Theory and Applications of Simple Interval Calculation

 

Oxana Ye. Rodionova

Polycert, Institute of Chemical Physics, 4, Kosygin St, Moscow, 117977,

Russia, Email: rcs@chph.ras.ru

 

 

Simple Interval Calculation (SIC) is proposed for linear modeling in general, for prediction of interval estimation in particular. It does not employ the conventional regression approach but is based on the single assumption that the experimental error is finite. The roots of the method, based on ideas of Kantorovich, are to be applied linear programming to the data analysis.

SIC is also used for construction of sample status classification. This classification considers the status, i.e. relative position of each sample regarding the calibration set, for which it is shown that only boundary samples are important for prediction. The following additional object status categories are introduced: insiders that lie close to the model, outsiders that are far from the model, and outliers that contradict the model. SIC-leverage and SIC-residual concepts are defined.

For X-matrix rank deficiency, SIC employs traditional bilinear projections (PCR, PLS).

The SIC-method

·       gives the result of prediction directly in the interval form,

·       calculates the prediction interval irrespective of sample position regarding the model,

·       summarizes and processes all errors involved in bi-linear modeling all together and estimates the Maximum Error Deviation for the model,

·       provides wide possibilities for sample classification and outlier detection.

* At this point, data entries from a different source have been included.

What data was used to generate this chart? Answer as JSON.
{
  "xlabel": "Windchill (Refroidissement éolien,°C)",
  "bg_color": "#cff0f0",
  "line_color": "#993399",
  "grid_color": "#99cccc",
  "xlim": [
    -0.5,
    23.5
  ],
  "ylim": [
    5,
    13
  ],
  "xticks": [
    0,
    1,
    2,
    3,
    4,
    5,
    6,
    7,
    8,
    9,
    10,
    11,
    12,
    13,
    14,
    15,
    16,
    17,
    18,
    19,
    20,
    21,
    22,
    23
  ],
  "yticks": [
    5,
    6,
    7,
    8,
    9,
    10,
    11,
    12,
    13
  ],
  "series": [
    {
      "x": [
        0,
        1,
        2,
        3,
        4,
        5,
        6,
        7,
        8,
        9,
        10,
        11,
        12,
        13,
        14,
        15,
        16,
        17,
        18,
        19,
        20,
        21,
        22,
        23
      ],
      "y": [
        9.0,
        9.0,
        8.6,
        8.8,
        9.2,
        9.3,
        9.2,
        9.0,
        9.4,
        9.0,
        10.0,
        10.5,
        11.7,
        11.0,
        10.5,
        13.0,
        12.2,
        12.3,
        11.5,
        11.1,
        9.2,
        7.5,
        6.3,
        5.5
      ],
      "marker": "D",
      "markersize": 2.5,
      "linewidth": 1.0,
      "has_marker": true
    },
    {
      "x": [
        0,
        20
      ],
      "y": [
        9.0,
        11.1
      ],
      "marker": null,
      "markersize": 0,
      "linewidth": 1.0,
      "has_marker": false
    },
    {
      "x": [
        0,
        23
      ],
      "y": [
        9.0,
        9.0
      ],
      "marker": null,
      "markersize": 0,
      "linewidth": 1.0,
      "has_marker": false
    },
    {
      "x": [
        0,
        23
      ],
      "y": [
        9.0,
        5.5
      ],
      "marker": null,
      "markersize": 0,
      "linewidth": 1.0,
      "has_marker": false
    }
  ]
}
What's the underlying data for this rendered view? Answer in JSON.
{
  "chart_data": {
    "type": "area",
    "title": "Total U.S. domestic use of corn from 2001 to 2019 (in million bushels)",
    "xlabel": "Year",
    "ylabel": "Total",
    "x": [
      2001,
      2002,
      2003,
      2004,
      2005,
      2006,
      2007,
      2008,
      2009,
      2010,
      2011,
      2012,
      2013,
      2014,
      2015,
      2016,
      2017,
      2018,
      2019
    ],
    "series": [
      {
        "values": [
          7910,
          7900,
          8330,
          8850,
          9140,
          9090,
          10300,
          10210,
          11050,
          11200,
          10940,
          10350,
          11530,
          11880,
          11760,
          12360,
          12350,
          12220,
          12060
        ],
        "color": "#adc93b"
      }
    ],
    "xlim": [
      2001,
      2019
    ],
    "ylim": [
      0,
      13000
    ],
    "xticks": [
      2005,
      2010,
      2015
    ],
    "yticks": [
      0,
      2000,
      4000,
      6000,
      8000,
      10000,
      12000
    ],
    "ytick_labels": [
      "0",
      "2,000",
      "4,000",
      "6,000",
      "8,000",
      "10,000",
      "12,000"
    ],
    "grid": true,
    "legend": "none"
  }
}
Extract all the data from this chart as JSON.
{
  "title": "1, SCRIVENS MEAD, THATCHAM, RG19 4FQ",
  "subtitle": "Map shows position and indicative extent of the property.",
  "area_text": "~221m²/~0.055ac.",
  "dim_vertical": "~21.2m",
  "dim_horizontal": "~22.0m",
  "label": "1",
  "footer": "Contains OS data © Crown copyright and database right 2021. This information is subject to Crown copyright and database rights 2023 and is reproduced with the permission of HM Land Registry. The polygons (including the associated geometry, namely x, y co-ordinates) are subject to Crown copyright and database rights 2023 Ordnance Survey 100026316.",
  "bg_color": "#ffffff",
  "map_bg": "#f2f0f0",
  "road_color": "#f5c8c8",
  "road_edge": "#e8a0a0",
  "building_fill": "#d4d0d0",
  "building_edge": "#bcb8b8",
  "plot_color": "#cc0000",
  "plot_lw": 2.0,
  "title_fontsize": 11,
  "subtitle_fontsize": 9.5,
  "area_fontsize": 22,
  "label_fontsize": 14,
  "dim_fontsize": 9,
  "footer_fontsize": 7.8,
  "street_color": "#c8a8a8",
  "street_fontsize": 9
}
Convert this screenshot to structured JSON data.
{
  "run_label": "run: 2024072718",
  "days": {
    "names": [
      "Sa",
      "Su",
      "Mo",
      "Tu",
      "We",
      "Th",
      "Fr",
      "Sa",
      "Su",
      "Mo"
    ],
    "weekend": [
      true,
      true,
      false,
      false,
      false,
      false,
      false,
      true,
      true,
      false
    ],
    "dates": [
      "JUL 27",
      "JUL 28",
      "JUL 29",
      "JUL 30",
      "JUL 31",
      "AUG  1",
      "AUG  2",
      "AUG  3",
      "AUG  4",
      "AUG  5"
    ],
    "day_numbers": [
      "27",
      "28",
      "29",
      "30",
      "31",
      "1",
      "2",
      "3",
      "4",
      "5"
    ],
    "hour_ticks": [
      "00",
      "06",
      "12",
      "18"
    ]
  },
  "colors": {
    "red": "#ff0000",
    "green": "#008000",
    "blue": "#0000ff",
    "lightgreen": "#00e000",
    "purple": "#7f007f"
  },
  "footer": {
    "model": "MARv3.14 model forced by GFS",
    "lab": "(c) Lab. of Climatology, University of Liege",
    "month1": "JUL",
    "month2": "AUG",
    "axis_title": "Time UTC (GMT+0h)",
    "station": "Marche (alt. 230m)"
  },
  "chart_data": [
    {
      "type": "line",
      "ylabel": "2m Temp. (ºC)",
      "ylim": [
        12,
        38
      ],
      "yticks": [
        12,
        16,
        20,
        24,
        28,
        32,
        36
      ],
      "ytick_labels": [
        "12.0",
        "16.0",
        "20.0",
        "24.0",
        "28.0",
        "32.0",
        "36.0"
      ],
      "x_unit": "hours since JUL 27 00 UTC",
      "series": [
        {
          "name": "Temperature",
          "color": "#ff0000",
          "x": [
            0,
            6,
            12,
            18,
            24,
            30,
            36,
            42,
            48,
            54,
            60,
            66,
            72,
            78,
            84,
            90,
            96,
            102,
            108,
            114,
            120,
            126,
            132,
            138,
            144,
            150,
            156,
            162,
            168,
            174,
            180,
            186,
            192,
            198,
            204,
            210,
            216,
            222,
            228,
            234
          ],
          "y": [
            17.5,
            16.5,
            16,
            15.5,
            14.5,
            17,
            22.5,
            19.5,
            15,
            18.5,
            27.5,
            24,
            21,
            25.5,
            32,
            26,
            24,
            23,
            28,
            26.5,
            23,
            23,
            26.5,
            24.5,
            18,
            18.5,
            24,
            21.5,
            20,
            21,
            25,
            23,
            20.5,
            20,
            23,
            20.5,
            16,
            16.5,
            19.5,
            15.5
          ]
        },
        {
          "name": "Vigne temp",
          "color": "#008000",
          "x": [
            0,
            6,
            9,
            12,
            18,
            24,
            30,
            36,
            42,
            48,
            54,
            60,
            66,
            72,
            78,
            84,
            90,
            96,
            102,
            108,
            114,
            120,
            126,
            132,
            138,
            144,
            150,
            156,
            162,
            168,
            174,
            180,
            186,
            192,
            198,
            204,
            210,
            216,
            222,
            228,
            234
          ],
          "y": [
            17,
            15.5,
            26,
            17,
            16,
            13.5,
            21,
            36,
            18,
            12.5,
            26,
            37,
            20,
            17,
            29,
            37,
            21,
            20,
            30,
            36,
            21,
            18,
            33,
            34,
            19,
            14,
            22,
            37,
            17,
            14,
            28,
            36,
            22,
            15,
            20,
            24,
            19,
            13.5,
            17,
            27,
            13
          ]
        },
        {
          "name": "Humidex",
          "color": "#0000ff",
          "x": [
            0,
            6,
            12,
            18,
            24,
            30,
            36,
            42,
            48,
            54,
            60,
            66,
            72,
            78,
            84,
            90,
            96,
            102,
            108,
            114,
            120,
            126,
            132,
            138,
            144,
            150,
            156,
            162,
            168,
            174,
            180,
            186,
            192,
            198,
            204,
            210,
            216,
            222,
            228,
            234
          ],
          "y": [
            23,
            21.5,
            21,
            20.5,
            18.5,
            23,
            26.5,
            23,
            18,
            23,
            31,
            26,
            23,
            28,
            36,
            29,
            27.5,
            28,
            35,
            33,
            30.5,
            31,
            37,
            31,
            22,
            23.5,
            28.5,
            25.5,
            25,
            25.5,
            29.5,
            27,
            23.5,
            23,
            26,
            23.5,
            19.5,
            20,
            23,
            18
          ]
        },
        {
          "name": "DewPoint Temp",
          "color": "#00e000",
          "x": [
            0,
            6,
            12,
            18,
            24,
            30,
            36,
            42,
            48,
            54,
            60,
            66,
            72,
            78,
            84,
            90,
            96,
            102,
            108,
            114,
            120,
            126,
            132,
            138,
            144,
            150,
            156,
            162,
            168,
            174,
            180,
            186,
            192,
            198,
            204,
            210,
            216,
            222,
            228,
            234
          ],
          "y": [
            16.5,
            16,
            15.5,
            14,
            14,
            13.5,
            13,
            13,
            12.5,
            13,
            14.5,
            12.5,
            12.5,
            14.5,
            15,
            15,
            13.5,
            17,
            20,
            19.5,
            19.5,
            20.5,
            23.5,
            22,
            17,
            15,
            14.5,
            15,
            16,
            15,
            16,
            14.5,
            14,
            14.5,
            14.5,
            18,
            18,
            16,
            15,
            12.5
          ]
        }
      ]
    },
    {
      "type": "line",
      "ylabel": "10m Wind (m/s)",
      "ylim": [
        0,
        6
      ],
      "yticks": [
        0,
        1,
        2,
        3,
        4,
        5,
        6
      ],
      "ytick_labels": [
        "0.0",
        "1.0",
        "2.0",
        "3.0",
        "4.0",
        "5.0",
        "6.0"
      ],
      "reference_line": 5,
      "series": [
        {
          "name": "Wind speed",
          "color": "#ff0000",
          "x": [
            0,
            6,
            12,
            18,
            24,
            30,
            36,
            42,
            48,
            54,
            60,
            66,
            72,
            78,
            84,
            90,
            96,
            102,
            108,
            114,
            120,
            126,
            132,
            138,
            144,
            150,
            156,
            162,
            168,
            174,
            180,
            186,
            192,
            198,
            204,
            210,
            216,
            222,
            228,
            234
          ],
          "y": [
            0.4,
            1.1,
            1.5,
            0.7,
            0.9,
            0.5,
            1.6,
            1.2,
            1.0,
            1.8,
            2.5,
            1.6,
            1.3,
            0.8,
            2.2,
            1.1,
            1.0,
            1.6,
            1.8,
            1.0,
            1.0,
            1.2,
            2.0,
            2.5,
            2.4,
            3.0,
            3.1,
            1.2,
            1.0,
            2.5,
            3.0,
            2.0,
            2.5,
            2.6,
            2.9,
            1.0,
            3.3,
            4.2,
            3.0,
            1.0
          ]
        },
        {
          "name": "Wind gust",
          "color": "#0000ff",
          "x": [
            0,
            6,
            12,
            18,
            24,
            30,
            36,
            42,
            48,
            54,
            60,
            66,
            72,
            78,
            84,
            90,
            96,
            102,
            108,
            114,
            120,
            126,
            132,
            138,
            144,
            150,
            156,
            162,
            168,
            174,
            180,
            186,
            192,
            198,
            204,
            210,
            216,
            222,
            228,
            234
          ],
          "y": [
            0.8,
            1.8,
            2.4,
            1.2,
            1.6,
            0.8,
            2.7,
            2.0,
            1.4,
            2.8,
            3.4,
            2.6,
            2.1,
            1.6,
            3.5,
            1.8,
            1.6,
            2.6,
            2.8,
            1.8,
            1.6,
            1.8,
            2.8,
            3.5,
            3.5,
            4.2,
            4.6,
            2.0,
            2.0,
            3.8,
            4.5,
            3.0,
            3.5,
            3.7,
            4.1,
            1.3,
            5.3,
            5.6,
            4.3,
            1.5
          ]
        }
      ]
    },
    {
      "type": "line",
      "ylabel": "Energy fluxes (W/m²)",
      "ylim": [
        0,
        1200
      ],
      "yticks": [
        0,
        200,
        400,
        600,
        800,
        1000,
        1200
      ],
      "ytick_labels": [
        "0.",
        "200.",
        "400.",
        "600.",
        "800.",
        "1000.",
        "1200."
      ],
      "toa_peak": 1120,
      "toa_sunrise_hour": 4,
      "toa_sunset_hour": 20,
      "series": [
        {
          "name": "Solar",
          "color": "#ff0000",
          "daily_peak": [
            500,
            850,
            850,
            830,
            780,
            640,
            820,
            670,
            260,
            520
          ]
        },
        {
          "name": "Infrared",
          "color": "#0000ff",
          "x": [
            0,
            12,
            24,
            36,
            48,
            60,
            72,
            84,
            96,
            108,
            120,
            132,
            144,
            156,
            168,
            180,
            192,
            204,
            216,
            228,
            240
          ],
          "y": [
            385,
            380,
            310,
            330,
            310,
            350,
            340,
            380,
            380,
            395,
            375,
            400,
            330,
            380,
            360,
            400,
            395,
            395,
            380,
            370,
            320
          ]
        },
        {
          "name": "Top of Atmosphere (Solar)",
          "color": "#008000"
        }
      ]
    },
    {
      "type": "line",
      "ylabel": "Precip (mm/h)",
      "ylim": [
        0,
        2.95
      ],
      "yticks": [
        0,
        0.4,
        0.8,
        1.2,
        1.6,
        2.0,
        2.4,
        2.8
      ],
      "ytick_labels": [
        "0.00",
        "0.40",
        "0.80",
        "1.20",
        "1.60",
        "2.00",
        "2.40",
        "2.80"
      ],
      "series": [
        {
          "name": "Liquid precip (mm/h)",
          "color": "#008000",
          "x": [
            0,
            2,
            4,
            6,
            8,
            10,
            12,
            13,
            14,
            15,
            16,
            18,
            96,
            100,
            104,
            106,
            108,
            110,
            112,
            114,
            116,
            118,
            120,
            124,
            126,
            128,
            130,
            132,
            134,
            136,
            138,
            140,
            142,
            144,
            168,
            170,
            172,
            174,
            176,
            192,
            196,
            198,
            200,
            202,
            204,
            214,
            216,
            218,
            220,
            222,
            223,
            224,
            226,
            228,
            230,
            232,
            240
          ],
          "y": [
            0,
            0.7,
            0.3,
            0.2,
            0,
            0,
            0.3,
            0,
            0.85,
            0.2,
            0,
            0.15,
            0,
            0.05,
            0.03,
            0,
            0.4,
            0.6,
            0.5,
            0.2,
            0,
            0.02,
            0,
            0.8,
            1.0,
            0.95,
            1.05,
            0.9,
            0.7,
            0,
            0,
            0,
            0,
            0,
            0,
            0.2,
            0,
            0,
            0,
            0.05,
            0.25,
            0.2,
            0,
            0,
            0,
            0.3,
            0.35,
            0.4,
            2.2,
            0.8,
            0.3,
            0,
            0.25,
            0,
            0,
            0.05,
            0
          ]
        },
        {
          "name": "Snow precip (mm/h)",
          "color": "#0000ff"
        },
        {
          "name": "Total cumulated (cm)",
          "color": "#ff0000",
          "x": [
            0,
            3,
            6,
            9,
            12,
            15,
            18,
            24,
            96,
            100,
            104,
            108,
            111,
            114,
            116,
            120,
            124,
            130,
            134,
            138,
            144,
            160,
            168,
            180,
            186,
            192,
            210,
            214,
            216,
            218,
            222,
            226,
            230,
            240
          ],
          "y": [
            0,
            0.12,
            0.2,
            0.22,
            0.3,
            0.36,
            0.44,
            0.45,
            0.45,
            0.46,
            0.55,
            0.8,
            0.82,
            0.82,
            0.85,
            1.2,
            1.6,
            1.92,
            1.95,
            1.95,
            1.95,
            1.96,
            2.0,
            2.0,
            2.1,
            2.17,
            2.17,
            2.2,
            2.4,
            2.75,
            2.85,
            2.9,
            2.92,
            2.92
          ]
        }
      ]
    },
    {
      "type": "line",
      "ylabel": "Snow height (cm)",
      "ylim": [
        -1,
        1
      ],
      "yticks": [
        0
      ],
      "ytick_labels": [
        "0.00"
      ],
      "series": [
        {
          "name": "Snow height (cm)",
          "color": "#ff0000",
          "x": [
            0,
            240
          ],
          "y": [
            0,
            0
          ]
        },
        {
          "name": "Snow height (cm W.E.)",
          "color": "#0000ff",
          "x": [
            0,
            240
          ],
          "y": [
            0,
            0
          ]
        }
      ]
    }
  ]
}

The feasibility of SIC- approach is demonstrated on simulated and real-world data. All SIC-calculations were made with the specially implemented software which includes the following base algorithms: NIPALS algorithm for the pertinent matrix decompositions, a standard Simplex algorithm or optimization, as well as special procedures for preliminary data analysis that reduces initial problems to a form suitable for efficient application of the simplex procedure.